We’ve produced an estimated 8,262 tons of space junk. But a team of scientists has a new plan to get rid of the largest of those discarded satellites, tools, and bits of spacecraft: zap them with a plasma beam. Researchers at Japan’s Tohoku University outlined their idea in a study published last week in the journal Scientific Reports.
Their idea: fit a satellite with a type of propulsion system known as a helicon plasma thruster, then shoot space junk with the beam of plasma it produces. The force of the carefully aimed shot will knock a piece of space junk out of Earth’s orbit and into the atmosphere where it will burn up.
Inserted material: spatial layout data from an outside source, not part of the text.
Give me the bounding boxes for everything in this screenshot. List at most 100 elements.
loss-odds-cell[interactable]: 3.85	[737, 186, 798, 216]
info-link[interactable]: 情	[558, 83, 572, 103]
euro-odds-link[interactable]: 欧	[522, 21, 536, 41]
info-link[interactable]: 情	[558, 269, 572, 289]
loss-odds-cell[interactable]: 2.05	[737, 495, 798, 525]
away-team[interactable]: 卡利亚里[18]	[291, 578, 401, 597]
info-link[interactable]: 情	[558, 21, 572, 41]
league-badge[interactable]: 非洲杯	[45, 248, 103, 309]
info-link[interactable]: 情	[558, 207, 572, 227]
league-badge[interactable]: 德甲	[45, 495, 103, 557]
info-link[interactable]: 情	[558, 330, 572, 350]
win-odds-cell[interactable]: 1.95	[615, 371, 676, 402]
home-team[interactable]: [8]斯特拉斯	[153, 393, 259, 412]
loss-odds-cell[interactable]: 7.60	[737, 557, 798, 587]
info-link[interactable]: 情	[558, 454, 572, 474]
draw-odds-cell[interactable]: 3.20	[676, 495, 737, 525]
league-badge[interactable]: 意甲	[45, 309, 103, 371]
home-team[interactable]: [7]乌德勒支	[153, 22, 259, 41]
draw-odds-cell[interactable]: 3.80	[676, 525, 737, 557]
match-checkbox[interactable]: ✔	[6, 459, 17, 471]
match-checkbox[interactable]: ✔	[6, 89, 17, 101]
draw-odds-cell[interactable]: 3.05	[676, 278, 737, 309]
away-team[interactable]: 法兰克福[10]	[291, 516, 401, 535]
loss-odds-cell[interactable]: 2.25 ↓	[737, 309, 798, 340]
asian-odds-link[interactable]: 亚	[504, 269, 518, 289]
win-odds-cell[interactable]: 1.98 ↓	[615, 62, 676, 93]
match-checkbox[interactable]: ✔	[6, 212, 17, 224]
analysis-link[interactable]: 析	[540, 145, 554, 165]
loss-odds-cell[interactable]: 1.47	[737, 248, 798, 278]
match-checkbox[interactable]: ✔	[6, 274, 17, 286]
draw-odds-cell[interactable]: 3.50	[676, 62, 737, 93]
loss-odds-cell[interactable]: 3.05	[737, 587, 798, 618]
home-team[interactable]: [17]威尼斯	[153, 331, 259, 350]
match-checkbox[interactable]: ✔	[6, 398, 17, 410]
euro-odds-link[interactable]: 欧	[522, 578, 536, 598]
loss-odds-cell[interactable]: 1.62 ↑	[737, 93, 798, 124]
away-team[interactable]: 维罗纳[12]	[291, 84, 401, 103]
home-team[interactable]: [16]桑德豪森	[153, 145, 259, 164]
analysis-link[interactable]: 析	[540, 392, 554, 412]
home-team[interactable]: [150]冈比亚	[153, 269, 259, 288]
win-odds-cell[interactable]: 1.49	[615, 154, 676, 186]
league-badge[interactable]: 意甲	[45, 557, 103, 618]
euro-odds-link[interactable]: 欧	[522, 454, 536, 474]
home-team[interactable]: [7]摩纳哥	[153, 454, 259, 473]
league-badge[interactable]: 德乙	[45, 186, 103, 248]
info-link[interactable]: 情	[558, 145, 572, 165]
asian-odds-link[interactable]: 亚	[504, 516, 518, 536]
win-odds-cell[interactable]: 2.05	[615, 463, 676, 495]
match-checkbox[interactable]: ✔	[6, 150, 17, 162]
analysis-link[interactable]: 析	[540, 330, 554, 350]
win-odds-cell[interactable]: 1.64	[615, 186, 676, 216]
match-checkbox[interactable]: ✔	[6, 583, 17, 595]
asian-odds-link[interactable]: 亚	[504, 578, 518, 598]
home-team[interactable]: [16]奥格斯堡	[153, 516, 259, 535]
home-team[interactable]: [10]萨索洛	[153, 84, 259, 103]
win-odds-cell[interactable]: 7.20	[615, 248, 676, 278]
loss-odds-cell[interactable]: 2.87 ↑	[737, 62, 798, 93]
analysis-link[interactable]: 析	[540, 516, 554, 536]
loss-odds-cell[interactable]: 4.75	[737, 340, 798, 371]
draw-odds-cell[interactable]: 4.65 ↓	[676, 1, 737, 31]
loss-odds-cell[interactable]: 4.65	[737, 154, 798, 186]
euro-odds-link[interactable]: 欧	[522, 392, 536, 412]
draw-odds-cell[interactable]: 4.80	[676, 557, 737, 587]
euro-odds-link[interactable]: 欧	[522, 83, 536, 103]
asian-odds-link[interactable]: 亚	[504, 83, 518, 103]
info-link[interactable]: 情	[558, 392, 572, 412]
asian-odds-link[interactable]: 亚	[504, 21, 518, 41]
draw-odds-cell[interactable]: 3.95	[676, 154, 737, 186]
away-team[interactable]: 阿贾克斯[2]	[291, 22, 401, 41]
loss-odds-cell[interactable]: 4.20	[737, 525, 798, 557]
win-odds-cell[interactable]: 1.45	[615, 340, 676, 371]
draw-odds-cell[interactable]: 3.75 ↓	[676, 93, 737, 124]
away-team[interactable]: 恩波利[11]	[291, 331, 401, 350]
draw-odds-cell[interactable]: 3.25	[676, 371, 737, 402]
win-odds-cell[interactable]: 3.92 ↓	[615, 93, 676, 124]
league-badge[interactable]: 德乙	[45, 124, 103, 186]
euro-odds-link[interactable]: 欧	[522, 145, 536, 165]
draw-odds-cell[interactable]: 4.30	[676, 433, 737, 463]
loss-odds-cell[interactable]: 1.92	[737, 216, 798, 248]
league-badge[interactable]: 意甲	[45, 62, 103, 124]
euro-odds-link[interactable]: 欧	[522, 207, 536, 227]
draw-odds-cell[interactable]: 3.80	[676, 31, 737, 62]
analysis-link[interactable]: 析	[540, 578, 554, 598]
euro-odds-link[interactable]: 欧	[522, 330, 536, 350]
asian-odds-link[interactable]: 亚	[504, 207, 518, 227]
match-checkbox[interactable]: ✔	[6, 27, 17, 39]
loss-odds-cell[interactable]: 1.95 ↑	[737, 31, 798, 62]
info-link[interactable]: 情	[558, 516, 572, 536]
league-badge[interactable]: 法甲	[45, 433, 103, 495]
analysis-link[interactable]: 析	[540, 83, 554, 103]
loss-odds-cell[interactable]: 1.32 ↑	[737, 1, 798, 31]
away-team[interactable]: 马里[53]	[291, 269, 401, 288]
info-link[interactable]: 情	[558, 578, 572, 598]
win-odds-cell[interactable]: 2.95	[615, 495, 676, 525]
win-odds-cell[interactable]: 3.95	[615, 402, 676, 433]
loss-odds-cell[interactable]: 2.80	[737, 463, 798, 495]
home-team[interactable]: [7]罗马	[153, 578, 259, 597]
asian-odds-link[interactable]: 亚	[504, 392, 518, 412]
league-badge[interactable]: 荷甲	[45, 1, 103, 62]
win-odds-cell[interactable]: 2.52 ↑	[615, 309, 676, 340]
Of course, shooting this beam out of the satellite will push the satellite itself in the opposite direction . This would make it difficult to remain close enough to the space junk to effectively push it. To avoid this problem, the researchers suggest adding another plasma beam to the satellite, this one facing in the opposite direction of the first. That’ll push the satellite back into position.
When the team tested a version of this system in a laboratory space simulation chamber, a room that replicates the environmental conditions of space, they found that they were able to control it exactly as they had hoped.
The researchers didn’t give a precise estimate for how long such a satellite could patrol the skies, but in a press release, one of them predicted it would be able to “undertake long operations.” And given that fact that our littering in space is on track to get worse in the future, a long-term solution is just what we need.